SBA loans are an attractive alternative to conventional bank financing because borrowers can use SBA loans to achieve lower down payments, longer repayment terms, and easier qualifying criteria than conventional bank loans. Sometimes, however, a small business can fall just a bit short in qualifying for SBA financing for a business or small business real estate property. That’s where seller second lien financing can help.
What Is a Seller Second Lien? It can be challenging for new businesses to qualify for the minimum 10% down payment required with an SBA loan. Through seller second lien financing, the lender agrees to allow the seller to hold a second mortgage on the property. This gives the lender more qualifying equity in the property as collateral since the seller is carrying some of the financing.
Why would a seller of a business, or a seller of business real estate agree to carry second lien financing on a standby basis? In some cases, the seller is eager to sell the business property as soon as possible and there are many benefits provided for sellers willing to carry a small amount of second lien financing.

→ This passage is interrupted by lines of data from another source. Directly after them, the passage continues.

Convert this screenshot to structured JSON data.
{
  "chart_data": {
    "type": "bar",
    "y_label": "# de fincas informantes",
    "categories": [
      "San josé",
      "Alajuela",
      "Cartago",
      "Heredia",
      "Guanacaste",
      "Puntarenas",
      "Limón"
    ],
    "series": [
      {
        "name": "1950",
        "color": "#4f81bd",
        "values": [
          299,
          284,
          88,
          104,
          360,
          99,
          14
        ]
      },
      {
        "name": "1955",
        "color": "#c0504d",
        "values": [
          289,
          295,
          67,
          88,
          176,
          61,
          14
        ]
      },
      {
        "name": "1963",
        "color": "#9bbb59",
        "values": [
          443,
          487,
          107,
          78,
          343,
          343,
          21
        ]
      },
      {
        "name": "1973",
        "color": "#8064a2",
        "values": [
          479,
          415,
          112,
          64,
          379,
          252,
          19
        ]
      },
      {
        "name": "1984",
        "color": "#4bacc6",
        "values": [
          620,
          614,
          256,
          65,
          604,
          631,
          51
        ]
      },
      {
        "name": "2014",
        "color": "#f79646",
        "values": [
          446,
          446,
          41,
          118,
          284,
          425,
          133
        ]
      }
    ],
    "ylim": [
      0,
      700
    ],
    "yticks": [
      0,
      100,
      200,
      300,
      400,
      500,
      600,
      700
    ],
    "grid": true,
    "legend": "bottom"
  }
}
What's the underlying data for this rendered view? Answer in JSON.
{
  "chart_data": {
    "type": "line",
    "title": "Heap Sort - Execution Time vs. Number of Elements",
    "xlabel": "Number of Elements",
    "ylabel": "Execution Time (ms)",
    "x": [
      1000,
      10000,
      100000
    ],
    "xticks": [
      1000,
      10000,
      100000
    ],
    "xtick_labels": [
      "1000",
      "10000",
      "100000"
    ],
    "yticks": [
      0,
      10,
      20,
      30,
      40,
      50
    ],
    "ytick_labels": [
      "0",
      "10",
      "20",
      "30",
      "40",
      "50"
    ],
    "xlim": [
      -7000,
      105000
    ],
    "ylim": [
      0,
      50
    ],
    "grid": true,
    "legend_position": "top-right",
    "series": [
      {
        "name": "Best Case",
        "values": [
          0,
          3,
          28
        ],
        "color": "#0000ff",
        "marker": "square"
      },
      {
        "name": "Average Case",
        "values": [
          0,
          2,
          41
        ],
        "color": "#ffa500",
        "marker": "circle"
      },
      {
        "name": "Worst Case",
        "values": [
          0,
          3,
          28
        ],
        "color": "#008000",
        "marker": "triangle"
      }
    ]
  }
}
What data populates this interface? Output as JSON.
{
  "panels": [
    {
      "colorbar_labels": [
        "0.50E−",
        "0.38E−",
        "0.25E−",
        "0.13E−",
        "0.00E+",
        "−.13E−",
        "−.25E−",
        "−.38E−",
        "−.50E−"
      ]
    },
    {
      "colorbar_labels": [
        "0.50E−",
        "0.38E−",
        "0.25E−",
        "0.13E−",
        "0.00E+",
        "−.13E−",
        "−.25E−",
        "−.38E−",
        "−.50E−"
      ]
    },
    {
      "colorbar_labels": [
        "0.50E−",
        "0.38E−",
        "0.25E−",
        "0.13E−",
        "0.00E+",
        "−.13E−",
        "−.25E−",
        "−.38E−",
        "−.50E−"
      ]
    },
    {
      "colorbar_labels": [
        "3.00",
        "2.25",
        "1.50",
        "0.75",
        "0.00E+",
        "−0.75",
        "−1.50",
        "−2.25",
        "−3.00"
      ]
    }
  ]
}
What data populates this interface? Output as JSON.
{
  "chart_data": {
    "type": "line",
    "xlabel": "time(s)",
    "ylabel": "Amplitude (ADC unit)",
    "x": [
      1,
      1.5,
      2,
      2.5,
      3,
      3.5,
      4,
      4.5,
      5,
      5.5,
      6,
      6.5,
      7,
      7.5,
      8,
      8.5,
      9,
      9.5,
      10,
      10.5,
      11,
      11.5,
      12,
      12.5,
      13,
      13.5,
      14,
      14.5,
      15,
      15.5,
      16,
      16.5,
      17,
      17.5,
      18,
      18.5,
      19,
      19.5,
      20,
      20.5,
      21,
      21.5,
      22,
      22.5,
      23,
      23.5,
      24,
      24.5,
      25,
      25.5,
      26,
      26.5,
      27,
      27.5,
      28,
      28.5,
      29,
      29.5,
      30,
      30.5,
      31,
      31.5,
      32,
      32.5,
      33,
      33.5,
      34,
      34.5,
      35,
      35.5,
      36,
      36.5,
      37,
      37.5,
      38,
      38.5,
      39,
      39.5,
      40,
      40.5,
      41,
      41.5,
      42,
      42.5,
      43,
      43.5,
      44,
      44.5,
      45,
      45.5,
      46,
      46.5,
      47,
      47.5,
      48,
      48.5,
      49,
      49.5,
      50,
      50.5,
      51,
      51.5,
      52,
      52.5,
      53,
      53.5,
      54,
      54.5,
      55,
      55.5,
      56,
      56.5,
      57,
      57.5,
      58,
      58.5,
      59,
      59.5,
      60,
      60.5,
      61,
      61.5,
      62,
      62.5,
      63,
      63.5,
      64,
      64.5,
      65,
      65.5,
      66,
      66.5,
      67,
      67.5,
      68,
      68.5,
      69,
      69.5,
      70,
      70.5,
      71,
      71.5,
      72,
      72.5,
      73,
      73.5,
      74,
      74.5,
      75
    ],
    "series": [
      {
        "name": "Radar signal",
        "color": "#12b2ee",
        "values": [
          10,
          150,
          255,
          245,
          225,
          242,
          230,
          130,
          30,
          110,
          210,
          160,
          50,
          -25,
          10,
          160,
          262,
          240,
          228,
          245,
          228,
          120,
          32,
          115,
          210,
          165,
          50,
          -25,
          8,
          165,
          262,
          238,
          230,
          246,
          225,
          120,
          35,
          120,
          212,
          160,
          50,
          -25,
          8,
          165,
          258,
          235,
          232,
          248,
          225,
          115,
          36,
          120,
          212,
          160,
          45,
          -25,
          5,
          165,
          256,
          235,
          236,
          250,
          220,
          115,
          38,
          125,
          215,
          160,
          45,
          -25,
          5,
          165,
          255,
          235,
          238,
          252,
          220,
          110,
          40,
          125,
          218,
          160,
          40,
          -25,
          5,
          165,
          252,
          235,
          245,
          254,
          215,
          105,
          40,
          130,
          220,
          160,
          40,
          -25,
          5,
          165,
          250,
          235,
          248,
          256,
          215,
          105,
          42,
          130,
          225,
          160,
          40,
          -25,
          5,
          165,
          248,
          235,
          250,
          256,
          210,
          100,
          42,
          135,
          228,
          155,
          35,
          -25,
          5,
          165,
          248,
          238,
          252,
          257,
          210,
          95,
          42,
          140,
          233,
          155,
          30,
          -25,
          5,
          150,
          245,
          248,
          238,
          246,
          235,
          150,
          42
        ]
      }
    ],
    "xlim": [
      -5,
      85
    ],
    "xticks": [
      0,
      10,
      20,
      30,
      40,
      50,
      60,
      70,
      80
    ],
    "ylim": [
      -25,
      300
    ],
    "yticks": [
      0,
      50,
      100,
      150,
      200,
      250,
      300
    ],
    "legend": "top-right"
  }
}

The seller signs an SBA Standby Agreement and agrees to:
- Be the second lien holder
- Not take payments until after the SBA loan is satisfied Earn interest at the rate agreed upon between the buyer and seller
In return, the seller is able to:
- Delay income tax liability
- Receive a good rate of return for the note
- Sell much more quickly
- Receive 90% of the sale price in cash
Seller second lien financing is a win-win for both the buyer and seller. The lender likes to see it because the seller is still invested in creating a smooth transition of property ownership. The seller also enjoys seller second lien financing because they can avoid further price negotiations on the property and earn interest.